Monday, April 15
Shadow

Raleigh National Weather Service Radar Down for Maintenance

ASHEBORO N.C. – Starting today, April 17th, 2023, the KRAX Weather Radar operated by NOAA’s National Weather Service (NWS) in Raleigh, NC, will be unavailable for approximately two weeks for a critical upgrade.

The radar is going offline for planned maintenance as technicians refurbish and replace the pedestal, a critical component necessary for antenna rotation and positioning.

“The components are extremely heavy and will require the radome to be removed by crane and replaced when the work is completed,” said the NWS office in a press release. “The radar and pedestal were designed to last 25 years, and these components have exceeded their projected life span.”

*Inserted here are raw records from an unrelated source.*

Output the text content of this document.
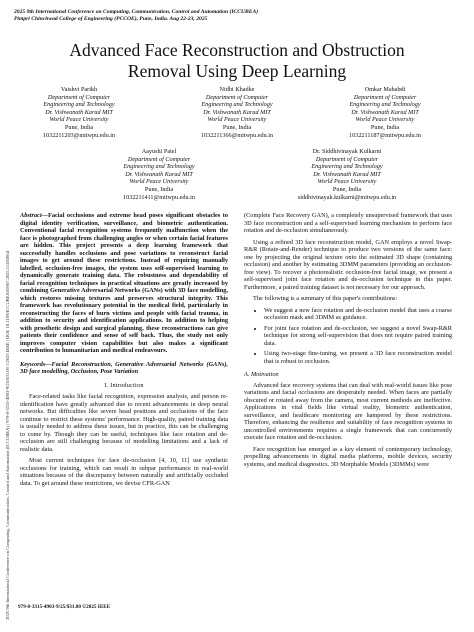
2025 9th International Conference on Computing, Communication, Control and Automation (ICCUBEA)
Pimpri Chinchwad College of Engineering (PCCOE), Pune, India. Aug 22-23, 2025
2025 9th International Conference on Computing, Communication, Control and Automation (ICCUBEA) | 979-8-3315-4903-9/25/$31.00 ©2025 IEEE | DOI: 10.1109/ICCUBEA65967.2025.11283864
Advanced Face Reconstruction and Obstruction
Removal Using Deep Learning
Vaishvi Parikh
Department of Computer
Engineering and Technology
Dr. Vishwanath Karad MIT
World Peace University
Pune, India
1032211203@mitwpu.edu.in
Nidhi Khadke
Department of Computer
Engineering and Technology
Dr. Vishwanath Karad MIT
World Peace University
Pune, India
1032211366@mitwpu.edu.in
Omkar Mahabdi
Department of Computer
Engineering and Technology
Dr. Vishwanath Karad MIT
World Peace University
Pune, India
1032211187@mitwpu.edu.in
Aayushi Patel
Department of Computer
Engineering and Technology
Dr. Vishwanath Karad MIT
World Peace University
Pune, India
1032211411@mitwpu.edu.in
Dr. Siddhivinayak Kulkarni
Department of Computer
Engineering and Technology
Dr. Vishwanath Karad MIT
World Peace University
Pune, India
siddhivinayak.kulkarni@mitwpu.edu.in
Abstract—Facial occlusions and extreme head poses significant obstacles to digital identity verification, surveillance, and biometric authentication. Conventional facial recognition systems frequently malfunction when the face is photographed from challenging angles or when certain facial features are hidden. This project presents a deep learning framework that successfully handles occlusions and pose variations to reconstruct facial images to get around these restrictions. Instead of requiring manually labelled, occlusion-free images, the system uses self-supervised learning to dynamically generate training data. The robustness and dependability of facial recognition techniques in practical situations are greatly increased by combining Generative Adversarial Networks (GANs) with 3D face modelling, which restores missing textures and preserves structural integrity. This framework has revolutionary potential in the medical field, particularly in reconstructing the faces of burn victims and people with facial trauma, in addition to security and identification applications. In addition to helping with prosthetic design and surgical planning, these reconstructions can give patients their confidence and sense of self back. Thus, the study not only improves computer vision capabilities but also makes a significant contribution to humanitarian and medical endeavours.
Keywords—Facial Reconstruction, Generative Adversarial Networks (GANs), 3D face modelling, Occlusion, Pose Variation
I. Introduction

Face-related tasks like facial recognition, expression analysis, and person re-identification have greatly advanced due to recent advancements in deep neural networks. But difficulties like severe head positions and occlusions of the face continue to restrict these systems' performance. High-quality, paired training data is usually needed to address these issues, but in practice, this can be challenging to come by. Though they can be useful, techniques like face rotation and de-occlusion are still challenging because of modelling limitations and a lack of realistic data.

Most current techniques for face de-occlusion [4, 10, 11] use synthetic occlusions for training, which can result in subpar performance in real-world situations because of the discrepancy between naturally and artificially occluded data. To get around these restrictions, we devise CFR-GAN

(Complete Face Recovery GAN), a completely unsupervised framework that uses 3D face reconstruction and a self-supervised learning mechanism to perform face rotation and de-occlusion simultaneously.

Using a refined 3D face reconstruction model, GAN employs a novel Swap-R&R (Rotate-and-Render) technique to produce two versions of the same face: one by projecting the original texture onto the estimated 3D shape (containing occlusion) and another by estimating 3DMM parameters (providing an occlusion-free view). To recover a photorealistic occlusion-free facial image, we present a self-supervised joint face rotation and de-occlusion technique in this paper. Furthermore, a paired training dataset is not necessary for our approach.

The following is a summary of this paper's contributions:

• We suggest a new face rotation and de-occlusion model that uses a coarse occlusion mask and 3DMM as guidance.
• For joint face rotation and de-occlusion, we suggest a novel Swap-R&R technique for strong self-supervision that does not require paired training data.
• Using two-stage fine-tuning, we present a 3D face reconstruction model that is robust to occlusion.
A. Motivation

Advanced face recovery systems that can deal with real-world issues like pose variations and facial occlusions are desperately needed. When faces are partially obscured or rotated away from the camera, most current methods are ineffective. Applications in vital fields like virtual reality, biometric authentication, surveillance, and healthcare monitoring are hampered by these restrictions. Therefore, enhancing the resilience and suitability of face recognition systems in uncontrolled environments requires a single framework that can concurrently execute face rotation and de-occlusion.

Face recognition has emerged as a key element of contemporary technology, propelling advancements in digital media platforms, mobile devices, security systems, and medical diagnostics. 3D Morphable Models (3DMMs) were

979-8-3315-4903-9/25/$31.00 ©2025 IEEE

The KRAX WSR-88D is part of a network of 159 operational radars that make up the nationwide NEXRAD network. During the downtime, adjacent NWS Doppler weather radars in the network will be available, including Blacksburg, VA (KFTX); Wakefield, VA (KAKQ); Newport/Morehead City, NC (KMHX); Wilmington, NC (KLTX); Columbia, SC (KCAE); Greenville-Spartanburg, SC (KGSP) as well as the Federal Aviation Administration Terminal Doppler Weather Radar in Raleigh, NC (TRDU).

Forecasters at the NWS office in Raleigh say that these surrounding radars will provide full coverage of all of North Carolina and the outage of the KRAX radar will not impair their ability to provide accurate forecasts and timely weather alerts.

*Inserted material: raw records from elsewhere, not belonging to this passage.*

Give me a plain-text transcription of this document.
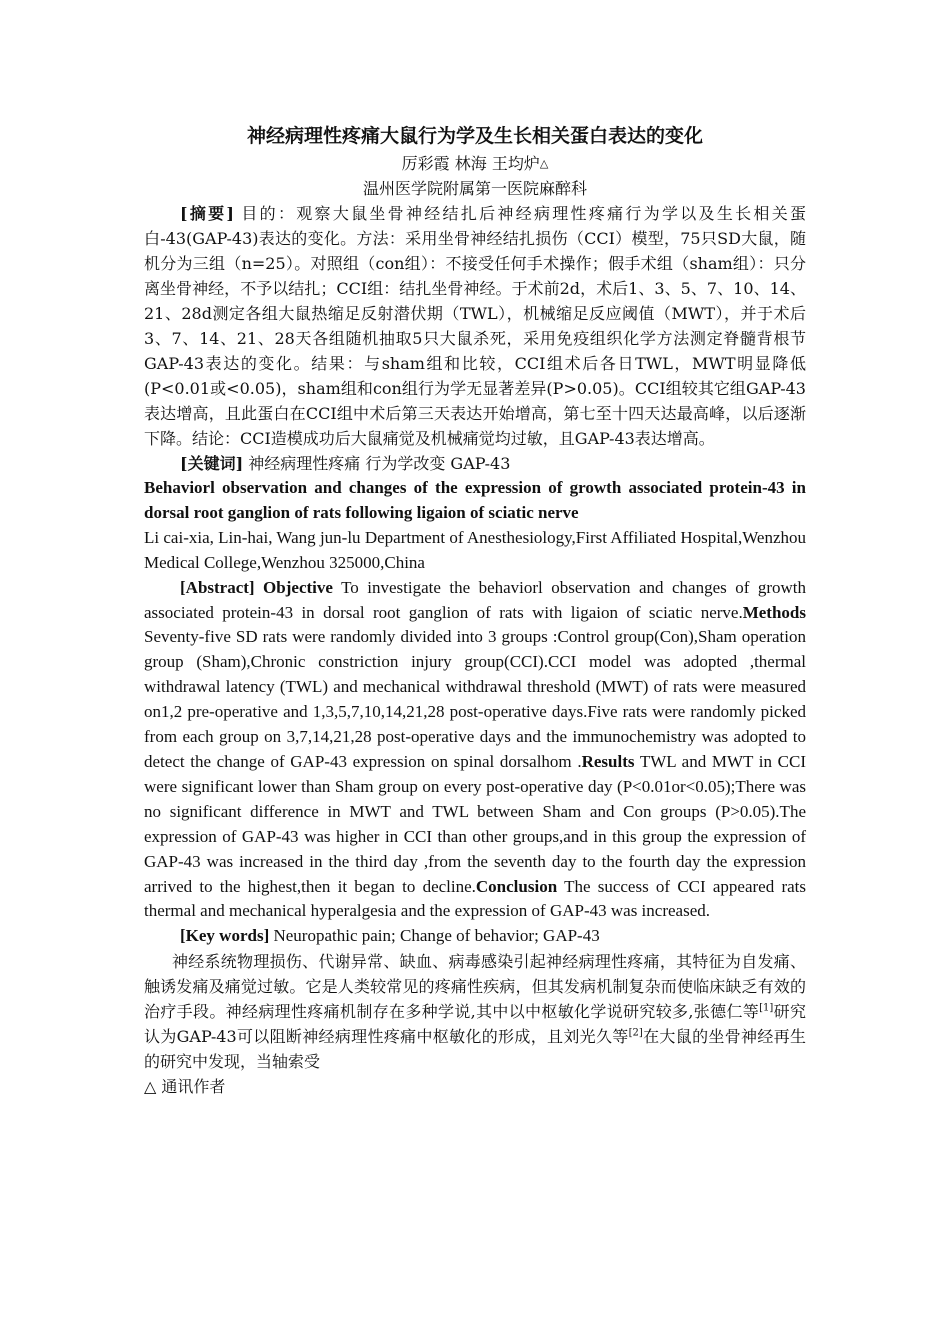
神经病理性疼痛大鼠行为学及生长相关蛋白表达的变化
厉彩霞 林海 王均炉△
温州医学院附属第一医院麻醉科

[摘要] 目的：观察大鼠坐骨神经结扎后神经病理性疼痛行为学以及生长相关蛋白-43(GAP-43)表达的变化。方法：采用坐骨神经结扎损伤（CCI）模型，75只SD大鼠，随机分为三组（n=25）。对照组（con组）：不接受任何手术操作；假手术组（sham组）：只分离坐骨神经，不予以结扎；CCI组：结扎坐骨神经。于术前2d，术后1、3、5、7、10、14、21、28d测定各组大鼠热缩足反射潜伏期（TWL），机械缩足反应阈值（MWT），并于术后3、7、14、21、28天各组随机抽取5只大鼠杀死，采用免疫组织化学方法测定脊髓背根节GAP-43表达的变化。结果：与sham组和比较，CCI组术后各日TWL，MWT明显降低(P<0.01或<0.05)，sham组和con组行为学无显著差异(P>0.05)。CCI组较其它组GAP-43表达增高，且此蛋白在CCI组中术后第三天表达开始增高，第七至十四天达最高峰，以后逐渐下降。结论：CCI造模成功后大鼠痛觉及机械痛觉均过敏，且GAP-43表达增高。

[关键词] 神经病理性疼痛 行为学改变 GAP-43

Behaviorl observation and changes of the expression of growth associated protein-43 in dorsal root ganglion of rats following ligaion of sciatic nerve

Li cai-xia, Lin-hai, Wang jun-lu Department of Anesthesiology,First Affiliated Hospital,Wenzhou Medical College,Wenzhou 325000,China

[Abstract] Objective To investigate the behaviorl observation and changes of growth associated protein-43 in dorsal root ganglion of rats with ligaion of sciatic nerve.Methods Seventy-five SD rats were randomly divided into 3 groups :Control group(Con),Sham operation group (Sham),Chronic constriction injury group(CCI).CCI model was adopted ,thermal withdrawal latency (TWL) and mechanical withdrawal threshold (MWT) of rats were measured on1,2 pre-operative and 1,3,5,7,10,14,21,28 post-operative days.Five rats were randomly picked from each group on 3,7,14,21,28 post-operative days and the immunochemistry was adopted to detect the change of GAP-43 expression on spinal dorsalhom .Results TWL and MWT in CCI were significant lower than Sham group on every post-operative day (P<0.01or<0.05);There was no significant difference in MWT and TWL between Sham and Con groups (P>0.05).The expression of GAP-43 was higher in CCI than other groups,and in this group the expression of GAP-43 was increased in the third day ,from the seventh day to the fourth day the expression arrived to the highest,then it began to decline.Conclusion The success of CCI appeared rats thermal and mechanical hyperalgesia and the expression of GAP-43 was increased.

[Key words] Neuropathic pain; Change of behavior; GAP-43

神经系统物理损伤、代谢异常、缺血、病毒感染引起神经病理性疼痛，其特征为自发痛、触诱发痛及痛觉过敏。它是人类较常见的疼痛性疾病，但其发病机制复杂而使临床缺乏有效的治疗手段。神经病理性疼痛机制存在多种学说,其中以中枢敏化学说研究较多,张德仁等[1]研究认为GAP-43可以阻断神经病理性疼痛中枢敏化的形成，且刘光久等[2]在大鼠的坐骨神经再生的研究中发现，当轴索受

△ 通讯作者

Most consumer weather apps that display weather use a composite image of the entire NEXRAD network meaning the outage may not even be noticed by most users. If your weather app is not displaying radar, look through the settings for the option to change radar locations to one of the sites listed above.

“Once the radar is taken offline, it will remain offline until the upgrades are completed,” said Nick Petro, Warning Coordination Meteorologist with the NWS office in Raleigh. “Meteorologists will utilize supplemental data to monitor potentially hazardous weather, including adjacent radars, surface observations, satellite data, and lightning detection networks.”

This maintenance is part of the WSR-88D Service Life Extension Program. NOAA’s National Weather Service, the United States Air Force, and the Federal Aviation Administration are investing $135 million in the eight-year with the goal of keeping the nation’s radars viable into the 2030s.

The first project was the installation of the new signal processor in 2017, the second was refurbishing the transmitter. The pedestal refurbishment starting today is the third project, and a fourth project is planned for later in 2023 to refurbish the equipment shelters.